The male valley carpenter bees do not have stingers and in fact, both males and females are relatively harmless. In addition, the bees have long lifespans and are able to visit many different types of plants.
13. Western Honey Bee (Apis mellifera)
Also called the European honey bee, these bees are eusocial and create colonies with a queen and worker bees. They use a dance language and pheromones to communicate with one another, and many beekeepers keep them for both their honey production and their great pollinating capabilities. One of the most interesting characteristics of the western honey bee is the fact that they are studied by scientists for their learning and memory skills, as well as their social evolution.
With the exception of Antarctica, the western honey bee is found all over the world, and they are one of the few invertebrate animals to be domesticated. The first proof of this domestication comes from tomb paintings from the year 1622, which depicted Europeans bringing the bee to North America in that year.
14. Western Leafcutting Bee (Megachile perihirta)
Native to western North America, but found in both Mexico and Canada, this bee is black in color, but has long yellow-white hair. Its wings are clear, but its veins are black, and the pollen basket located below the abdomen is a bright-red color. They usually drink both nectar and pollen, and they live for approximately one year. They love orchards and meadows, and they create their nests by digging small burrows in soil, sand, rotting plants, gravel, or wood. They are important pollinators that pollinate fruits, vegetables, and wildflowers, among other things.
Bees That Don’t Sting
15. Mandaguari Bee (Scaptotrigona postica)
Found mostly in Brazil, the Mandaguari bee has a very important role – that of pollinating the many rainforests in the area. Their nests are usually created in hollow sections of certain tree trunks, and they also create a lot of honey.
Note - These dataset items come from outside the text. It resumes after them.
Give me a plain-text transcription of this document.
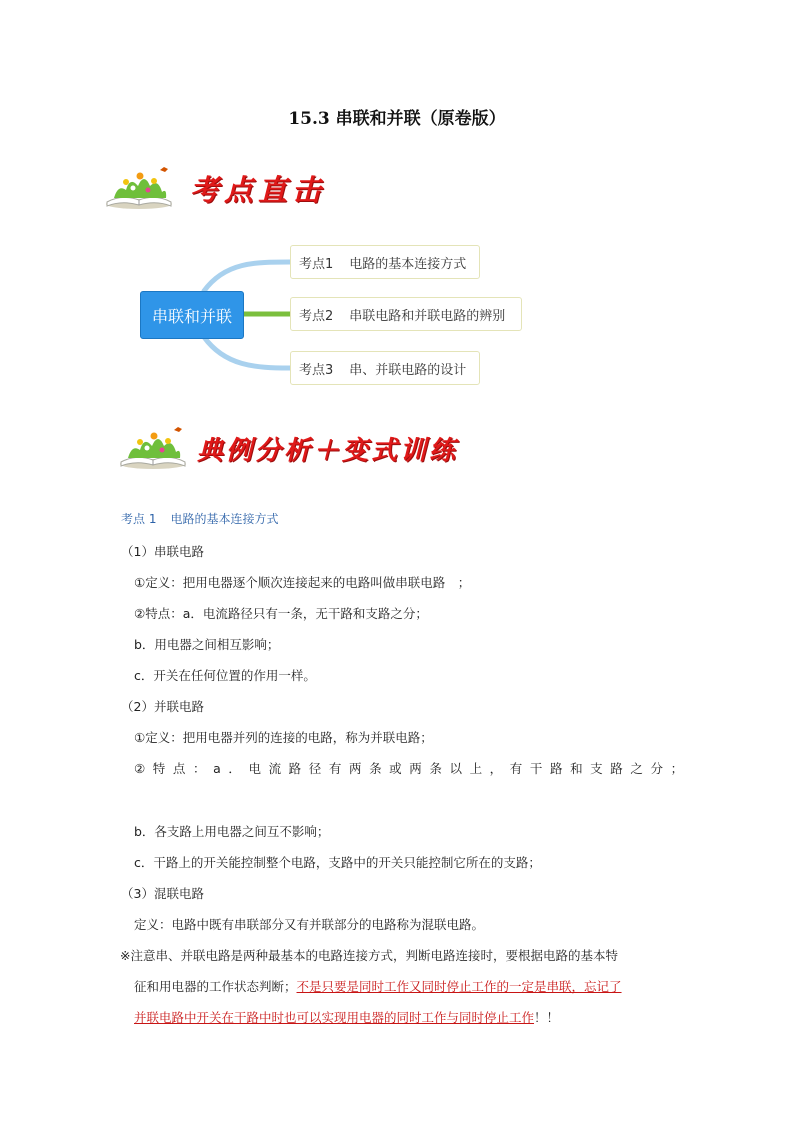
15.3 串联和并联（原卷版）
考点直击
串联和并联
考点1 电路的基本连接方式
考点2 串联电路和并联电路的辨别
考点3 串、并联电路的设计
典例分析＋变式训练
考点 1 电路的基本连接方式
（1）串联电路
①定义：把用电器逐个顺次连接起来的电路叫做串联电路　；
②特点：a．电流路径只有一条，无干路和支路之分；
b．用电器之间相互影响；
c．开关在任何位置的作用一样。
（2）并联电路
①定义：把用电器并列的连接的电路，称为并联电路；
②特点：a．电流路径有两条或两条以上，有干路和支路之分；
b．各支路上用电器之间互不影响；
c．干路上的开关能控制整个电路，支路中的开关只能控制它所在的支路；
（3）混联电路
定义：电路中既有串联部分又有并联部分的电路称为混联电路。
※注意串、并联电路是两种最基本的电路连接方式，判断电路连接时，要根据电路的基本特
征和用电器的工作状态判断；不是只要是同时工作又同时停止工作的一定是串联，忘记了
并联电路中开关在干路中时也可以实现用电器的同时工作与同时停止工作！！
Indeed, this type of bee accounts for roughly 30% of all pollination in certain Brazilian ecosystems and up to 90% of all pollination for many species in the Amazon and the Brazilian Atlantic Forest. The bees especially love eucalyptus, and the secretions and saliva they use for securing their nests also have antiviral properties.
16. Sugarbag Bee (Tetragonula carbonaria)
With a small body size and found mostly in the northeastern section of Australia, the sugarbag bee has a highly developed social structure, much like the honey bees. Their bodies are usually black and have microscopic hairs covering them. They tend to fly no more than absolutely necessary, which means close resources are preferred over those that are far away. They use a mixture of beeswax and resin from plants to construct their nests, and the nests are commonly found in woodlands and open forests. Their colonies are usually active all year long, but they do best when temperatures stay at around 65 degrees.